Viscoelasticity of two-layer-vesicles in solution

TL;DR

This paper investigates the dynamic shape relaxation and viscoelastic properties of two-layer vesicles in solution, revealing how gap size influences relaxation modes and shear response, with implications for understanding complex fluid behavior.

Contribution

It introduces a detailed analysis of shape relaxation modes and viscoelasticity in two-layer vesicles, highlighting the impact of bilayer gap on relaxation dynamics and shear response.

Findings

Fast and slow relaxation modes depend on bilayer gap size.

Complex viscosity is dominated by the fast mode at small gaps.

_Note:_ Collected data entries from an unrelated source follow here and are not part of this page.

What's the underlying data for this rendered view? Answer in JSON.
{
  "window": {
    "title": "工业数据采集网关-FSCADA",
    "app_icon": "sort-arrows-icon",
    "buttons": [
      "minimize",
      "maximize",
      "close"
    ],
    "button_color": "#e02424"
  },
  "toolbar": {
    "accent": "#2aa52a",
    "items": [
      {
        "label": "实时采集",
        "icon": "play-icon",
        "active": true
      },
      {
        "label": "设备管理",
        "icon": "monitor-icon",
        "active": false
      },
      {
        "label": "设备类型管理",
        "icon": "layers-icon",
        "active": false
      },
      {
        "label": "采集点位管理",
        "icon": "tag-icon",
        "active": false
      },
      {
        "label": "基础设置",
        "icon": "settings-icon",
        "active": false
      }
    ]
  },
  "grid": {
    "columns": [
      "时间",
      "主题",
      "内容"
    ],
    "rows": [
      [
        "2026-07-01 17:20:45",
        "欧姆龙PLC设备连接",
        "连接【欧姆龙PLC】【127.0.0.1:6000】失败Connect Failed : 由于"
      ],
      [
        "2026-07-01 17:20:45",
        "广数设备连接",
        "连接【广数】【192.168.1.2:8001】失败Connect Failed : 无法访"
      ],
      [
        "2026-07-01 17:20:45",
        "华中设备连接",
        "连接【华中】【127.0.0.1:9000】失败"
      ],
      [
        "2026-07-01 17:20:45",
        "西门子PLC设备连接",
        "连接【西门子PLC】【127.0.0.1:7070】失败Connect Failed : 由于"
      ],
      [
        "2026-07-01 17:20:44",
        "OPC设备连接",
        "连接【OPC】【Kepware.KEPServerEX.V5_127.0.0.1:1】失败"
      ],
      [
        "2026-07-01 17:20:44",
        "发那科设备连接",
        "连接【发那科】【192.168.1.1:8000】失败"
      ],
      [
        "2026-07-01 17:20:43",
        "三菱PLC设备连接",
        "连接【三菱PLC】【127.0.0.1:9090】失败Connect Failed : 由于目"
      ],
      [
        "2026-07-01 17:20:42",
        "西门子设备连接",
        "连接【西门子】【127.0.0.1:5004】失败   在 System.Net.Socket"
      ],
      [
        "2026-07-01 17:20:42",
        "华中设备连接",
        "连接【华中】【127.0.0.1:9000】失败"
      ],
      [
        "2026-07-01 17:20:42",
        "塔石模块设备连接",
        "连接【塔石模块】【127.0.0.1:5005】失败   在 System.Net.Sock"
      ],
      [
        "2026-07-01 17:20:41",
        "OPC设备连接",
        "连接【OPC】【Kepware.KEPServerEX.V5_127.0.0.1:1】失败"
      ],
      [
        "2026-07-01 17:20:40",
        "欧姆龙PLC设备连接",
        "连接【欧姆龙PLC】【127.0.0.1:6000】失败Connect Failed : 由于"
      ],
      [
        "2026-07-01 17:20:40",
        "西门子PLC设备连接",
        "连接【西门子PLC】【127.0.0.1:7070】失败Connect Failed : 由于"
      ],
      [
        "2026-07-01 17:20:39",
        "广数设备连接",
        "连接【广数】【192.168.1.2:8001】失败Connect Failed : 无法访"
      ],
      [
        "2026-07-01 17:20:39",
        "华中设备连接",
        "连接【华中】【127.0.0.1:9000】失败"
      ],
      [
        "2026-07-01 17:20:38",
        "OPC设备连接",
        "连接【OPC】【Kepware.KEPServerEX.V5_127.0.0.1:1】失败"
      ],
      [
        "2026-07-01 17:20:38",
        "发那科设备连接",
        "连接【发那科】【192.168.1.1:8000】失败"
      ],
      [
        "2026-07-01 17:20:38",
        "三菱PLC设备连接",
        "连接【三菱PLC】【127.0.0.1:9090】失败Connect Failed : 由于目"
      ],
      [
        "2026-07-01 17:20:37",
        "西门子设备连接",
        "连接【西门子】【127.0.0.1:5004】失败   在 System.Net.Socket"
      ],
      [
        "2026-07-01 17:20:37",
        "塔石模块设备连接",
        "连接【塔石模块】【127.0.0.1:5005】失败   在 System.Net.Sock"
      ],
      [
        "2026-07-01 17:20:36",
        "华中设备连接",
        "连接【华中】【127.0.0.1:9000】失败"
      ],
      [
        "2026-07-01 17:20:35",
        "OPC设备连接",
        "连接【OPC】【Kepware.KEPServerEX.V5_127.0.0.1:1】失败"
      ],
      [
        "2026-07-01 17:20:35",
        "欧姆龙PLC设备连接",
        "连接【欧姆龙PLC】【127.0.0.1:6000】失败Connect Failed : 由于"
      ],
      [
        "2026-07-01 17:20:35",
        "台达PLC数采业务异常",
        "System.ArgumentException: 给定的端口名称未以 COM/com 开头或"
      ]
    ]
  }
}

Crossover gap depends on bilayer interactions, enabling amplitude switching observations.

Abstract

The dynamic shape relaxation of the two-layer-vesicle is calculated. In additional to the undulation relaxation where the two bilayers move in the same direction, the squeezing mode appears when the gap between the two bilayers is small. At large gap, the inner vesicle relaxes much faster, whereas the slow mode is mainly due to the outer layer relaxation. We have calculated the viscoelasticity of the dilute two-layer-vesicle suspension. It is found that for small gap, the applied shear drives the undulation mode strongly while the slow squeezing mode is not much excited. In this limit the complex viscosity is dominated by the fast mode contribution. On the other hand, the slow mode is strongly driven by shear for larger gap. We have determined the crossover gap which depends on the interaction between the two bilayers. For a series of samples where the gap is changed systematically, it is possible to observe the two amplitude switchings.